The company runs a big MongoDB backend but has added capabilities from an open source project called Karma, which is an ontology mapping service that originally came out of museums. It’s a method of taking two MySQL databases and presenting to users correlations in data that are tagged differently.
DFT took that and married it with the text search function in MongoDB, a NoSQL paltform, which basically allows it to push unstructured data into the system and find correlations there (the company plans to seed this capability back into the open source MongoDB community).

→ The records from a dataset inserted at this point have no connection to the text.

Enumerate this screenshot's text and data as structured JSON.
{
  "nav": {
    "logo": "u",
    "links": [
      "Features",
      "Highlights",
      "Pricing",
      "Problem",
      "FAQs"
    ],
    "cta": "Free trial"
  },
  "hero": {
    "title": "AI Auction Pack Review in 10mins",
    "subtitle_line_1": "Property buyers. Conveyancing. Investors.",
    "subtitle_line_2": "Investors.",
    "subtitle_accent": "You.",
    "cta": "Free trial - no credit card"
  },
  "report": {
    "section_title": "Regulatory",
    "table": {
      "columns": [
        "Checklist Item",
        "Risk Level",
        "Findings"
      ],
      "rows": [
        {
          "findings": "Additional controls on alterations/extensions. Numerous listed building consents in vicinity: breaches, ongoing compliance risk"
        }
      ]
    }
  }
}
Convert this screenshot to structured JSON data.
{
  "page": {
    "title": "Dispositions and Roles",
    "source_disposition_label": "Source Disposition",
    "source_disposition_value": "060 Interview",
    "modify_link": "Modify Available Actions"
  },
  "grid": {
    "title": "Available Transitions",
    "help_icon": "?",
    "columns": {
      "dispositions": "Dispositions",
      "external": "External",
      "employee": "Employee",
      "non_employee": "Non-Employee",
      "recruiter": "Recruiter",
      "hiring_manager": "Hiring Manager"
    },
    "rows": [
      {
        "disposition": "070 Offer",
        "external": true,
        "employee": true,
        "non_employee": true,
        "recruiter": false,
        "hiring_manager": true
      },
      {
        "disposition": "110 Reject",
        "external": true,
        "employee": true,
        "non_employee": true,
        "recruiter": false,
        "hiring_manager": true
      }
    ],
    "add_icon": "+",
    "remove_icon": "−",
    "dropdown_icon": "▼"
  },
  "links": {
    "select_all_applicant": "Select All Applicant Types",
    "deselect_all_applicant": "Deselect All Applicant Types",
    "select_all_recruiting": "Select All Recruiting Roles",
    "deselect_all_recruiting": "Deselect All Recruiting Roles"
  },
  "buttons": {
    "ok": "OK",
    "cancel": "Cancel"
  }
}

“Ultimately we can use all of this metadata to create efficiencies in the post-production process, and help generate revenue for stakeholders, which is fairly compelling,” Aubichon says. “My goal is to help make the media and entertainment industry avoid what the music industry did, and to become a more unified industry through software, through everyone contributing. The more information is shared, the more money is made, and everyone is happy. That’s something that philosophically, in the entertainment industry, is only now starting to come to fruition.”
It would seem open source cloud technologies like OpenStack as well as innovations in the Linux kernel, which helped birth Docker and similar containerisation technologies, are also playing a leading role in bringing this kind of change about.